Où vas-tu mon vieux livre, O mon plus bel espoir,
Mon ineffable enfant à l’ardeur si tenace ?
Les pleurs si embués sur le plan du miroir,
Que chaque mot qui va est un jour qui s’efface.
Ou vas-tu vieil ami qui me tourne ses pages ?
Les lignes rendent à l’horizon ses embruns…
Que reste-t-il, sinon qu’un regret qui voyage,
Et sur le doigt vieilli une odeur de cuir brun.
Qui donc rapportera le frêle enchantement
D’un monde qui s’enfuit sous la passée du verbe ?
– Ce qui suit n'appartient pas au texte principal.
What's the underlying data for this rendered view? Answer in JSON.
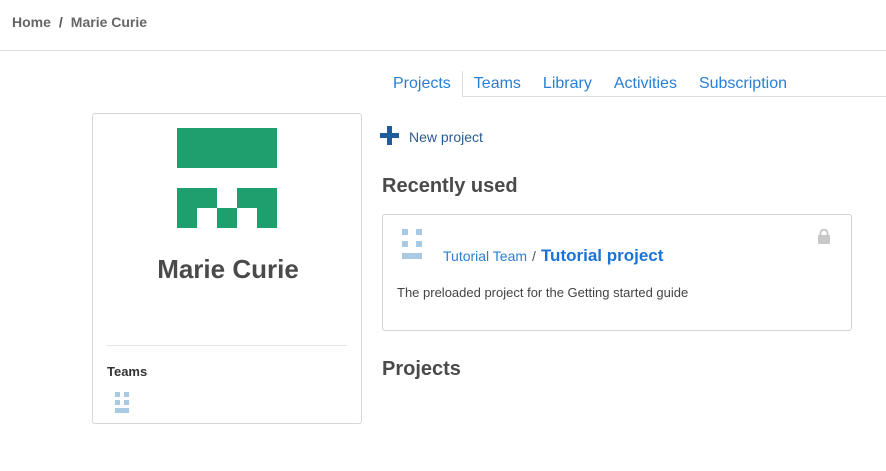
{
  "breadcrumb": {
    "home": "Home",
    "separator": "/",
    "current": "Marie Curie"
  },
  "tabs": [
    {
      "label": "Projects",
      "active": true
    },
    {
      "label": "Teams",
      "active": false
    },
    {
      "label": "Library",
      "active": false
    },
    {
      "label": "Activities",
      "active": false
    },
    {
      "label": "Subscription",
      "active": false
    }
  ],
  "profile": {
    "name": "Marie Curie",
    "teams_title": "Teams",
    "avatar_color": "#1f9e6e"
  },
  "main": {
    "new_project_label": "New project",
    "recently_used_title": "Recently used",
    "projects_title": "Projects"
  },
  "recent_project": {
    "team": "Tutorial Team",
    "separator": "/",
    "name": "Tutorial project",
    "description": "The preloaded project for the Getting started guide"
  },
  "colors": {
    "link": "#2a7fd4",
    "icon_light_blue": "#a8cbe3"
  }
}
Voici que chaque terme ajoute à mon tourment
La tristesse du vent, qui s’épuise sur l’herbe…
Mon livre, as-tu idée d’un matin éternel ?
Les mots comme les gens sont libres et faciles,
Et constellent l’azur de tant d’or et de sel,
Que chaque envie d’étoile, est un astre qui file.
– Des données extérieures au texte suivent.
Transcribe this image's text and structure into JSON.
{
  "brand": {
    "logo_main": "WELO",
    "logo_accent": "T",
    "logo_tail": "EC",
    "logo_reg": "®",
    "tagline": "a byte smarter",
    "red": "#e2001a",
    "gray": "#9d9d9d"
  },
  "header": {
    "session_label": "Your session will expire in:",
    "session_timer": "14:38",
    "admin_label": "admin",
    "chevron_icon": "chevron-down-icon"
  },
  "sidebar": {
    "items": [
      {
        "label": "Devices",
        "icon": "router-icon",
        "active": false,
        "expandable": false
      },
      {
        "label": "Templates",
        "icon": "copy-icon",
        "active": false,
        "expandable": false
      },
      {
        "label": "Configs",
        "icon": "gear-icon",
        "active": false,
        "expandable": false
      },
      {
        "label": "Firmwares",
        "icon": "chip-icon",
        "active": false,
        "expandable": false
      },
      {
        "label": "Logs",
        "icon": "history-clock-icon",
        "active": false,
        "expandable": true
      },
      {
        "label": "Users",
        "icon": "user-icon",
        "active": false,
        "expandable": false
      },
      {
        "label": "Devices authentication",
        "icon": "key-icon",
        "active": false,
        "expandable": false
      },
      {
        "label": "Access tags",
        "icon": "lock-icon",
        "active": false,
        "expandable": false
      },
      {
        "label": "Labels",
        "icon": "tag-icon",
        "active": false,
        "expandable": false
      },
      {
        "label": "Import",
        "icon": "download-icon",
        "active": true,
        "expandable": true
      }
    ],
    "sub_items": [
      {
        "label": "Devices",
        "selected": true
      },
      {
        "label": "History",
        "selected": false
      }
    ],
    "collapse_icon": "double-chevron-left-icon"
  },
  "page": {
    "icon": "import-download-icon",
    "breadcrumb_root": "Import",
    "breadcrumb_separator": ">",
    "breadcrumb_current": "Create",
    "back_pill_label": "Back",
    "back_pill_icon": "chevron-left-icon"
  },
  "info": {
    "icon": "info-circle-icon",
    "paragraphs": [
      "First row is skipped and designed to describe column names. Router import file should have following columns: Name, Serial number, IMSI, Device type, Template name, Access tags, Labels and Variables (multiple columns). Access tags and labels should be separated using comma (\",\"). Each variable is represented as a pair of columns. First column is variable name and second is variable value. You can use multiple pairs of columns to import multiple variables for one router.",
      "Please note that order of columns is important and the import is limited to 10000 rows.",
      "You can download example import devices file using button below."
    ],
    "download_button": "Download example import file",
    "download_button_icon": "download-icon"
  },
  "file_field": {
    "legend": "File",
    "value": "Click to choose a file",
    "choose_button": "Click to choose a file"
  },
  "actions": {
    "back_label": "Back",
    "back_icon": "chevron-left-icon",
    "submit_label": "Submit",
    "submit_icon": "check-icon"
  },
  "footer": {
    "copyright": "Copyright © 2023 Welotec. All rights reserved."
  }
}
A présent que la pluie palpite sur les vitres,
Le jour se fait plus blanc, et le regard s’échappe…
L’ineptie du désir referme son chapitre
Et de l’aube avinée ne sauve que la grappe.
Ainsi donc, mon vieux livre, aveugle et enneigé,
Il faut tenir la route et finir le travail
Avant que le soleil n’enterre son sujet,
Et que l’âge assombri n’ouvre son éventail.